The snowstorm that ripped through the Midwest last week created scheduling headaches for several hospitals in areas hit by the storm. But the implementation of disaster plans kept problems to a minimum, said hospital and health system officials.
Calm during the storm
Disaster plans keep Midwest hospitals running smoothly during blizzard
States such as Missouri, Illinois, Oklahoma and Wisconsin were particularly hard hit, resulting in a lot of overnight stays for employees and relatively quiet emergency room activity.
“We just opened hotel St. Mary's,” said Frank Byrne, president of 376-bed St. Mary's Hospital, Madison, Wis., part of SSM Healthcare,
St. Louis. “We had 129 employees spend the night the day before the blizzard,” Byrne said. Madison received a little less than 20 inches of snow, but higher totals were reported in the surrounding area.
For one St. Mary's employee, Kristin McManmon, a vice president of operations, the storm meant going on toilet-cleaning duty. McManmon, who has experience in healthcare environmental services, volunteered for the job when roughly two-thirds of that staff could not make it in to work because Madison's bus system was shut down, said spokesman Steve Van Dinter.
The parent to St. Mary's, 14-hospital SSM Healthcare, said it had staffers and physicians sleeping over in hospitals across four states, including more than 500 in St. Louis. Clinicians and other workers at SSM's 499-bed
St. Anthony Hospital in Oklahoma City struggled to get to work in the storm, according to a statement from the system. St. Anthony security personnel and a nurse manager picked up staff for work. A physician was rescued from his car in a snow drift, while another abandoned his car in a drift to walk the remaining few blocks to work.
At Milwaukee's 486-bed Froedtert Hospital, part of Froedtert & The Medical College of Wisconsin, many members of the night shift the evening of Feb. 1 stayed on to work the following day, said spokeswoman Kathy Sieja. Froedtert enacted its snow emergency plan. “It's a real credit to the staff in a situation like this how they'll step up and pull together,” Sieja said.
Hospitals in the Chicago area, which received about 20 inches of snow that in spots drifted into much deeper piles, enacted disaster plans and cut back on outpatient care.
At 658-bed Rush University Medical Center, almost all outpatient services were rescheduled and most clinics were closed, as part of an emergency management plan that went into effect Jan. 31, said spokeswoman Kim Waterman. Some surgeries did take place for patients already in the hospital, Waterman said. Several staff members slept on cots in a conference center on the night of Feb. 1 as the storm hit the area, and many were prepared to do so given they had advance notice the snow was coming, she said.
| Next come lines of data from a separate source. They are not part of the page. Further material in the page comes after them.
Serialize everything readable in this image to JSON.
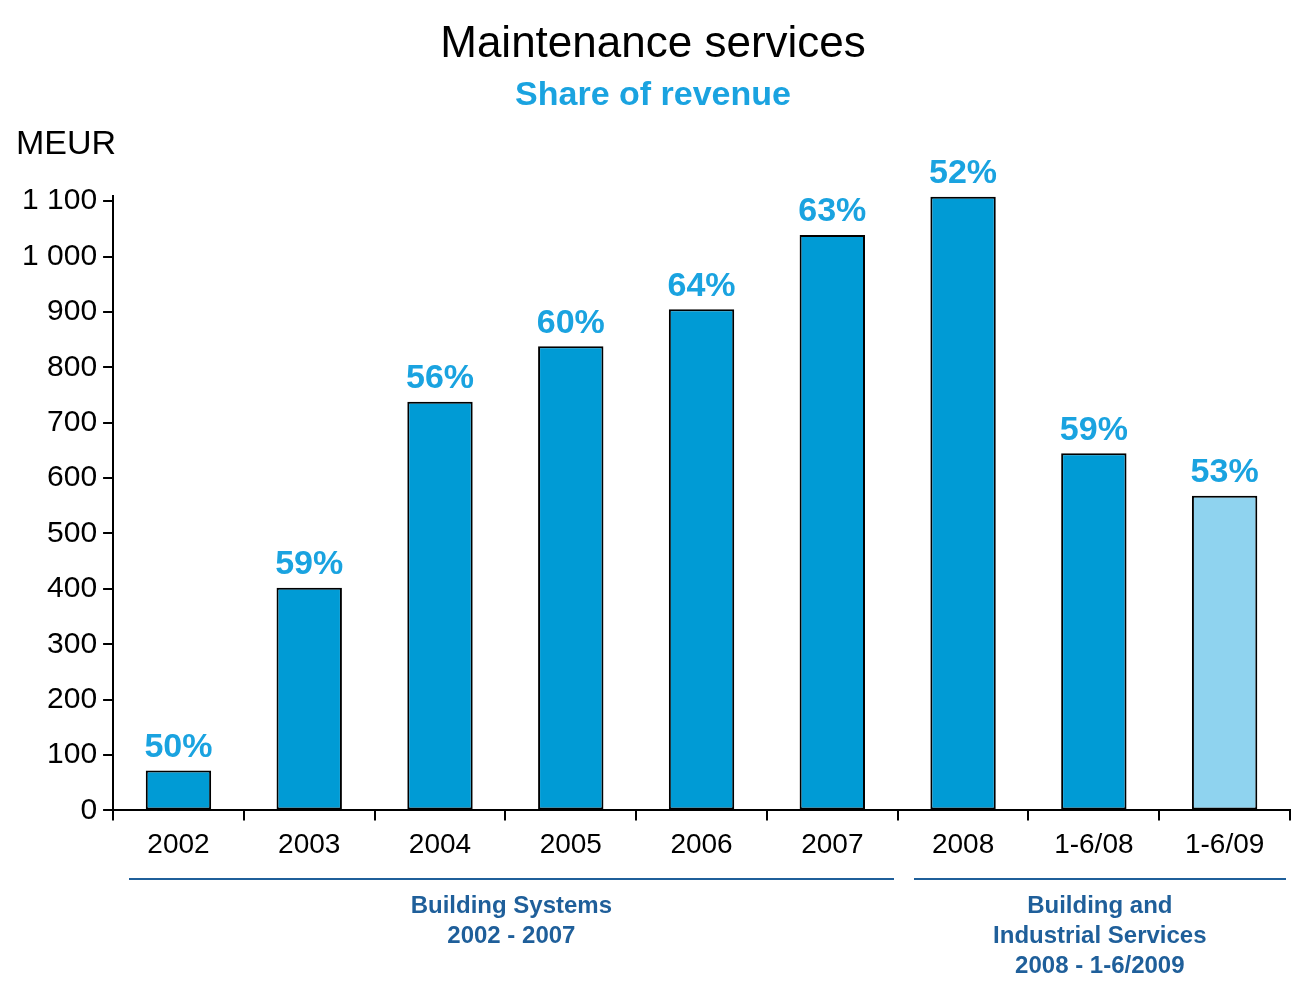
{
  "chart_data": {
    "type": "bar",
    "title": "Maintenance services",
    "subtitle": "Share of revenue",
    "ylabel": "MEUR",
    "categories": [
      "2002",
      "2003",
      "2004",
      "2005",
      "2006",
      "2007",
      "2008",
      "1-6/08",
      "1-6/09"
    ],
    "values": [
      72,
      402,
      738,
      838,
      905,
      1039,
      1108,
      645,
      568
    ],
    "colors": [
      "#009bd5",
      "#009bd5",
      "#009bd5",
      "#009bd5",
      "#009bd5",
      "#009bd5",
      "#009bd5",
      "#009bd5",
      "#8fd3ef"
    ],
    "ylim": [
      0,
      1110
    ],
    "yticks": [
      0,
      100,
      200,
      300,
      400,
      500,
      600,
      700,
      800,
      900,
      {
        "value": 1000,
        "label": "1 000"
      },
      {
        "value": 1100,
        "label": "1 100"
      }
    ],
    "annotations": [
      {
        "text": "50%",
        "x": "2002",
        "y": 72
      },
      {
        "text": "59%",
        "x": "2003",
        "y": 402
      },
      {
        "text": "56%",
        "x": "2004",
        "y": 738
      },
      {
        "text": "60%",
        "x": "2005",
        "y": 838
      },
      {
        "text": "64%",
        "x": "2006",
        "y": 905
      },
      {
        "text": "63%",
        "x": "2007",
        "y": 1039
      },
      {
        "text": "52%",
        "x": "2008",
        "y": 1108
      },
      {
        "text": "59%",
        "x": "1-6/08",
        "y": 645
      },
      {
        "text": "53%",
        "x": "1-6/09",
        "y": 568
      },
      "Building Systems\n2002 - 2007",
      "Building and\nIndustrial Services\n2008 - 1-6/2009"
    ]
  }
}
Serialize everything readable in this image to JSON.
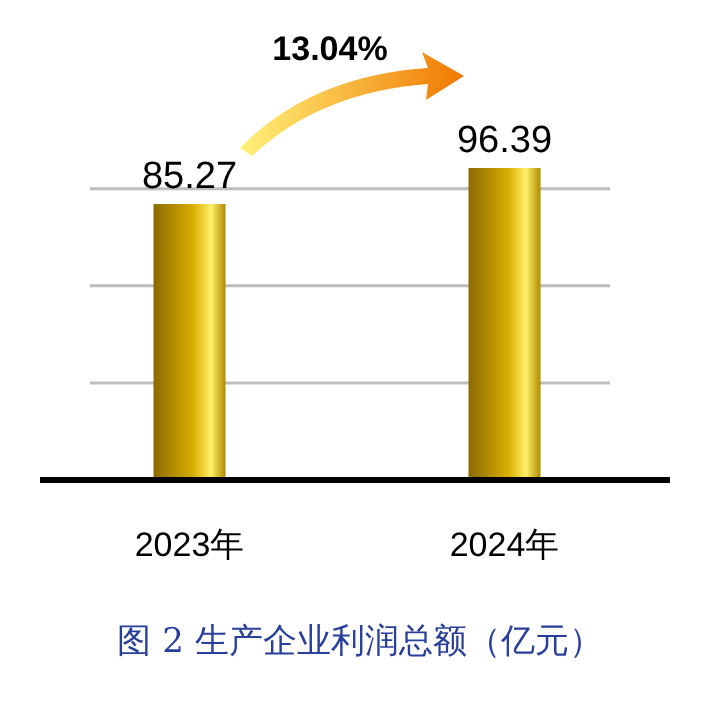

Many staffers at suburban 619-bed Advocate Lutheran General Hospital, Park Ridge, Ill., arrived at work Feb. 1 with overnight bags in case they need to spend the night, said Greg Alford, a spokesman for the hospital, which instituted its snowstorm emergency plan, called “code white.” Although Lutheran General's emergency room was fairly quiet because limited automobile traffic kept the number of accidents down, it did go into the storm with a relatively high census, Alford said. Nevertheless, “things seemed to run fairly smoothly,” he said.